Pour les hôpitaux, l’affaire pose la question de la vérification des antécédents et de la capacité à suspendre rapidement un professionnel lorsqu’un doute grave apparaît. Les petits établissements, qui rencontrent parfois des difficultés à recruter des médecins, peuvent être particulièrement exposés à ces tensions entre continuité des soins et impératif de sécurité.

Pour les patients ordinaires, l’enjeu dépasse le seul cas Le Scouarnec. Il concerne la confiance accordée aux médecins, la protection des mineurs hospitalisés et la possibilité de signaler un comportement inquiétant sans que l’alerte soit minimisée.

Les victimes veulent passer des paroles aux mesures

Le collectif affirme avoir déjà travaillé avec le ministère de la Santé. Manon Lemoine décrit des échanges constructifs et indique que les victimes ont été associées à plusieurs travaux destinés à éviter de nouvelles ruptures dans le suivi des professionnels concernés par une condamnation.

Le collectif a également rencontré l’Ordre des médecins. Cette démarche traduit une attente précise : ne pas limiter la réponse à une déclaration de soutien, mais revoir les mécanismes de transmission, de contrôle et de décision.

Du côté des institutions, le rapport parlementaire consacré à l’affaire revient sur les failles qui ont permis à Joël Le Scouarnec de continuer à exercer après sa condamnation de 2005. Il rappelle également qu’il a été condamné le 28 mai 2025 à vingt ans de réclusion criminelle pour des viols aggravés et agressions sexuelles commis sur 299 victimes.
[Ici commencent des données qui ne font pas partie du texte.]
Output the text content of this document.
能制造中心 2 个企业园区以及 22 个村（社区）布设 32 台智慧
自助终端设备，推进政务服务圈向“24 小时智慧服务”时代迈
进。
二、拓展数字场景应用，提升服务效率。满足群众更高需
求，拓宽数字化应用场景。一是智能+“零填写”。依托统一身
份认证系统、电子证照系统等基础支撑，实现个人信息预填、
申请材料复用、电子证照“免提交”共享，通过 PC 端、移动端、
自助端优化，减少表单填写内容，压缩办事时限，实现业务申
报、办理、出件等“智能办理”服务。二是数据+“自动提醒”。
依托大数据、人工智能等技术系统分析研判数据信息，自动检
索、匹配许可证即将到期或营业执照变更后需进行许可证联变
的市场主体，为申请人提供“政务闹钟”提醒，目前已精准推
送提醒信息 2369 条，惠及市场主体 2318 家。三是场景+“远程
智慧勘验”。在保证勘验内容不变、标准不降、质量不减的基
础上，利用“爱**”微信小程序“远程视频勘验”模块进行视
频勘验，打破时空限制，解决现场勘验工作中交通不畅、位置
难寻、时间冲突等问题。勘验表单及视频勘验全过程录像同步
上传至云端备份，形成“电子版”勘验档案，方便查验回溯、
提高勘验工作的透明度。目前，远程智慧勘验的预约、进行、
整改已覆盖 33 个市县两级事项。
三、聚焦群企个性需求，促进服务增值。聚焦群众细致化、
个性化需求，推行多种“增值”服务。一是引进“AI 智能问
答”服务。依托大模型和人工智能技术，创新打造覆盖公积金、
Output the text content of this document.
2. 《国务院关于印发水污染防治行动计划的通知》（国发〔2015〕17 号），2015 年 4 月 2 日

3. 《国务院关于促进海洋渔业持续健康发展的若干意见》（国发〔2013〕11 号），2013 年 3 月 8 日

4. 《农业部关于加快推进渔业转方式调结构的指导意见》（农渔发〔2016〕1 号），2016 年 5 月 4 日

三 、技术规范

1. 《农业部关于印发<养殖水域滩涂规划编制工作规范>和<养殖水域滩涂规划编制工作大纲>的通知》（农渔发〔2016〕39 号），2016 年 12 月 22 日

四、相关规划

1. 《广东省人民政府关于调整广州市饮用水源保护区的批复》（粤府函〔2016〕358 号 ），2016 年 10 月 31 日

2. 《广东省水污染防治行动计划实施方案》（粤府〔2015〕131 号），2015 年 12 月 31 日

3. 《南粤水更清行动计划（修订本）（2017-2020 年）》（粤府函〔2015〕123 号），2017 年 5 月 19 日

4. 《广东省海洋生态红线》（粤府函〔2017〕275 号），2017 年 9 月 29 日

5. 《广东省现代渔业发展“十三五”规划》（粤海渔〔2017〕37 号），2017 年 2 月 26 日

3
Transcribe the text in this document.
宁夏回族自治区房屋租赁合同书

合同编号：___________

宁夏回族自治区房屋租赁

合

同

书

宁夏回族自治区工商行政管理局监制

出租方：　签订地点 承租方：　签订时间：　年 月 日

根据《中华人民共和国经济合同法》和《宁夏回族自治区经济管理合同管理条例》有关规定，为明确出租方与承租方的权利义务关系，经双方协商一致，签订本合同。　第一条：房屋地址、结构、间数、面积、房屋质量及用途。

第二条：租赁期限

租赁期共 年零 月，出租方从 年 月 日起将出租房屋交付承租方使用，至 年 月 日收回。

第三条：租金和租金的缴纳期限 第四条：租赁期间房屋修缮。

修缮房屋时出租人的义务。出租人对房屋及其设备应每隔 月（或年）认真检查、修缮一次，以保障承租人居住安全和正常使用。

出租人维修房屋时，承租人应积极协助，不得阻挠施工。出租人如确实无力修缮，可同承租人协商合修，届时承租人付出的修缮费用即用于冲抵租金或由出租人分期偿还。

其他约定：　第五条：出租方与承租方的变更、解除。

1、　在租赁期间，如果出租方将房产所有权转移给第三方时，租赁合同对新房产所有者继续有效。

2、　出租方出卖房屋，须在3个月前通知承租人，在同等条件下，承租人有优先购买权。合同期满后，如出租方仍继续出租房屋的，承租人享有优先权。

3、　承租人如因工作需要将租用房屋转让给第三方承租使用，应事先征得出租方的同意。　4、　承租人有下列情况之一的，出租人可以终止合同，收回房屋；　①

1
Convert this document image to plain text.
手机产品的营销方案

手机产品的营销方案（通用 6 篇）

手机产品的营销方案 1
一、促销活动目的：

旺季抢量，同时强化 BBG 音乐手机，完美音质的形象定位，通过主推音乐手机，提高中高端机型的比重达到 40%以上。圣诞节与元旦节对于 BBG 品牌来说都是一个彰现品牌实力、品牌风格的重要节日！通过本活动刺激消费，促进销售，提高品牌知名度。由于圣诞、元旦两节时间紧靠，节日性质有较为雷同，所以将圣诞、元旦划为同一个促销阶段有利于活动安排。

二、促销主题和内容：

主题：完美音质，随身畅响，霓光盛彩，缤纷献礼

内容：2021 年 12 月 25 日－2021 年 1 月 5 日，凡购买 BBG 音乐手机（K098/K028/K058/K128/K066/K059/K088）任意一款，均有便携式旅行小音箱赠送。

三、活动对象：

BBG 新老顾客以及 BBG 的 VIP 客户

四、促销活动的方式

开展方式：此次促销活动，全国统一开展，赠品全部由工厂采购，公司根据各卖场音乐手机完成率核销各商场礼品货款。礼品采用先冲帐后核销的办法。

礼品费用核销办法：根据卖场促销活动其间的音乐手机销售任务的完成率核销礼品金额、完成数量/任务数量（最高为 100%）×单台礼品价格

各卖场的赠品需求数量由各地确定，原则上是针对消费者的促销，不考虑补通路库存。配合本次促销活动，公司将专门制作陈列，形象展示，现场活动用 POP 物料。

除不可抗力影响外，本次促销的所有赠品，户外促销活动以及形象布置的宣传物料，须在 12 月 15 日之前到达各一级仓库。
Le débat porte donc sur plusieurs niveaux. Les victimes demandent des comptes. Les professionnels de santé cherchent à clarifier leurs obligations. Les pouvoirs publics doivent déterminer quelles informations doivent circuler, entre quelles institutions et dans quels délais.

Ces positions ne recouvrent pas les mêmes intérêts. Le collectif défend prioritairement la reconnaissance des victimes et la prévention. Les établissements veulent pouvoir recruter et organiser les soins. L’Ordre des médecins doit concilier la protection du public avec ses procédures disciplinaires. Le ministère de la Justice, lui, est attendu sur le fonctionnement de la chaîne judiciaire.

Ce qu’il faudra surveiller

La rencontre de Vannes doit permettre de préciser les engagements du garde des Sceaux. Les victimes chercheront à savoir si un calendrier de travail sera fixé et si leurs demandes seront suivies d’effets.

Il faudra également suivre l’information judiciaire ouverte pour les dix nouveaux viols et les quarante agressions sexuelles. Elle pourrait conduire à de nouvelles auditions et à l’identification de personnes jusqu’ici absentes du dossier.

Enfin, les travaux engagés par les ministères, l’Ordre des médecins et le Parlement seront déterminants. La question ne sera pas seulement de savoir ce qui s’est passé. Il faudra aussi vérifier quelles procédures changeront concrètement pour qu’une condamnation grave ne reste plus sans conséquence professionnelle.